Saturday, May 31, 2008

Book Review: The Spy - by Celeste Bradley

The Spy is the 3rd novel in Celeste Bradley's Liar's Club series of regency spy romances. This is the story of James Cunnington, whom we met in The Pretender (he's Agatha's brother), and Phillipa Atwater, the daughter of a former Liar's Club cryptologist.

Synopsis: Phillipa, penniless and destitute, is looking for her father who has been abducted by French spies. The only clue she has is a note in her father's notebook about a man named James Cunnington. In order to investigate Cunnington, she poses as a young man and takes a position as tutor to James' adopted son. The spies in the Liars Club believe that her father has changed sides and is now working for the French. James, meanwhile, is trying to settle a personal vendetta against a woman who betrayed him (see The Pretender). He feels responsible for the secrets he allegedly divulged while under the spell of his former lover. To top it off, he's been taken off the Atwater case due to an injury, so he secretly pursues the investigation on his own. Little does he know, of course, that Atwater's daughter is living under his own roof.

I liked James' character when we first met him in The Pretender. He was kind of funny (in a sardonic sort of way). You could really sense his regret for the secrets he feared he had spilled, and also for the way that he had neglected his sister for all those years. By the time we see him in The Spy, his regret, self-loathing, and general mistrustfulness (is that a word?) have made him a remote and unaffectionate man. Afraid to attach himself to another woman, he has taken in a reformed young pickpocket and named him as his heir so that he won't have to marry to produce an heir of his own. And not only does he not want to have anything to do with women, he also withholds affection and attention from his young "son." Starved for attention, the boy naturally turns to Phillipa, who begins to fulfill a motherly role in the child's life.

James, too, begins to feel a closeness to the young tutor. He feels comfortable around "Phillip" and opens up to him, revealing his feelings of guilt and betrayal. Poor Phillipa longs to comfort him, but has to maintain her disguise. The longer she is with him, the more she comes to realize that James is not a villain and the more she comes to love him. I kind of felt sorry for her. I mean, here she is this poor girl with no family, no money, a lost father, the French and English both are trying to hunt her down and kill her for what she might know, and the man she's in love with is emotionally wasted and thinks she's a boy.

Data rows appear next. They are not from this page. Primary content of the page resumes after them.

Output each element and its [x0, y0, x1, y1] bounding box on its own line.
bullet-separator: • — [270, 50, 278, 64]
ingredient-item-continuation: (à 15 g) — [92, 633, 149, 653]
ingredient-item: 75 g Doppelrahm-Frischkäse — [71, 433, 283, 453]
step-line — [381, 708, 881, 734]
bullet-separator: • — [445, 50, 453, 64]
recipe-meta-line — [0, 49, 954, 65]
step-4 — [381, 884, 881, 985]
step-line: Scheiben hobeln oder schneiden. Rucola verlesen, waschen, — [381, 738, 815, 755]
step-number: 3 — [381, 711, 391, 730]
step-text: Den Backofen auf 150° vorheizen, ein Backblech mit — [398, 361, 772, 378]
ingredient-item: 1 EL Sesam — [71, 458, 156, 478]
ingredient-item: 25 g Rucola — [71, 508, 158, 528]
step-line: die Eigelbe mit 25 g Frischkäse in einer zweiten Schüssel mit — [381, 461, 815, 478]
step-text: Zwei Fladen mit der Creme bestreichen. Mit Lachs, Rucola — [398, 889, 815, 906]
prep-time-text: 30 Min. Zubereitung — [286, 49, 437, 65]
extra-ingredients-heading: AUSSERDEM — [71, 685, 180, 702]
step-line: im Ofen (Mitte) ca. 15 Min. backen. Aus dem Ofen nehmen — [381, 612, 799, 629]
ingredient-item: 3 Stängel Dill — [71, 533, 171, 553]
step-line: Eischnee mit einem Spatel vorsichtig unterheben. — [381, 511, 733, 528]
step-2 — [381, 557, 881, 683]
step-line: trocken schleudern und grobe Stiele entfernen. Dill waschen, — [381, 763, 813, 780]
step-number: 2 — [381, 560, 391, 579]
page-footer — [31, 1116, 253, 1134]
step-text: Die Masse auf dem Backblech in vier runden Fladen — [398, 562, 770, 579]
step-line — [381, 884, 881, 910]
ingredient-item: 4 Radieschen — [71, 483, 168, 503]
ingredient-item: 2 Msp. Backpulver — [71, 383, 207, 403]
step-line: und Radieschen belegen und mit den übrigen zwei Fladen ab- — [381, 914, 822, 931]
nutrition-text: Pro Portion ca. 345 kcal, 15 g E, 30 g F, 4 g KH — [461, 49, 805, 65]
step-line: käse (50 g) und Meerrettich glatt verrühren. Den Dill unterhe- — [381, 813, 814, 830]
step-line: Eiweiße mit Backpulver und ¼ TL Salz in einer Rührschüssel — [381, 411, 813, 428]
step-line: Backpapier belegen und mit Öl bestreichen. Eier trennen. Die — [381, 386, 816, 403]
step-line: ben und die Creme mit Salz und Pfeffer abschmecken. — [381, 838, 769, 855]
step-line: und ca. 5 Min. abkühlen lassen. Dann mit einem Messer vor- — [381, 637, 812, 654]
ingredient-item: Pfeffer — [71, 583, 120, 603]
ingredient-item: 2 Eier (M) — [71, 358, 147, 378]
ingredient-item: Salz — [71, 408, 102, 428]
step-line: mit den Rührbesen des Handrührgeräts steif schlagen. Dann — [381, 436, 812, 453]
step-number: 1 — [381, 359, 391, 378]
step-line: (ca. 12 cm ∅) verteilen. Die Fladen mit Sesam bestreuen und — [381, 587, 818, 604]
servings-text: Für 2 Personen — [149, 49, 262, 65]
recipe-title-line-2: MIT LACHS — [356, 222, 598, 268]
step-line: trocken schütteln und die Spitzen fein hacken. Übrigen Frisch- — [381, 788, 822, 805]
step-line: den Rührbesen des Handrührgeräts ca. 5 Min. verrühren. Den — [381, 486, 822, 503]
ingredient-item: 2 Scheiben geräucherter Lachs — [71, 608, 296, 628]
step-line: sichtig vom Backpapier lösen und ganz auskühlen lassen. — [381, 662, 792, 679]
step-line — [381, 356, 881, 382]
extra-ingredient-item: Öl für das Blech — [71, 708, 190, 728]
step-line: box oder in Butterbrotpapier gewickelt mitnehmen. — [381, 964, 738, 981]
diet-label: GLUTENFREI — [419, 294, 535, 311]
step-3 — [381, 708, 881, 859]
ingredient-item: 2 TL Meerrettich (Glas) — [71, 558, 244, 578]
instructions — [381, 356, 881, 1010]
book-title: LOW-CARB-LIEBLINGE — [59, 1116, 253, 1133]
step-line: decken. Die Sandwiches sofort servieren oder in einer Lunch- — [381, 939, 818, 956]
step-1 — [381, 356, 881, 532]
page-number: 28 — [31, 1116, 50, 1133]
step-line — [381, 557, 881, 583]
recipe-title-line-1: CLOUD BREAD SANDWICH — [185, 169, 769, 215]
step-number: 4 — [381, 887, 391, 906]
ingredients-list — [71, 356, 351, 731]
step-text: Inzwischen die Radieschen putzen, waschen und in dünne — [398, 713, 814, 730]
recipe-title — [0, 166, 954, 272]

I liked this book for the most part. However, I felt like the "woman posing as a man" thing went on a little too long. I don't generally have a problem with that particular plot device so long as it doesn't go on forever. Because if you wait too long before the other party discovers the truth, then there is not enough time left in the story for that person to believably fall in love with the other person. I think that happened with this book. I also would have liked a bit more excitement on James' end over his perceived betrayal by Phillipa. He gets mad, but he gets over it pretty quickly. Where's the misery? the rage? the oh-no-I've-been-betrayed-again-by-someone-I-love torment? I must confess that I like a little melodramatic anguish in my romance.

So in the end, I gave it 3 stars in my LibraryThing catalog.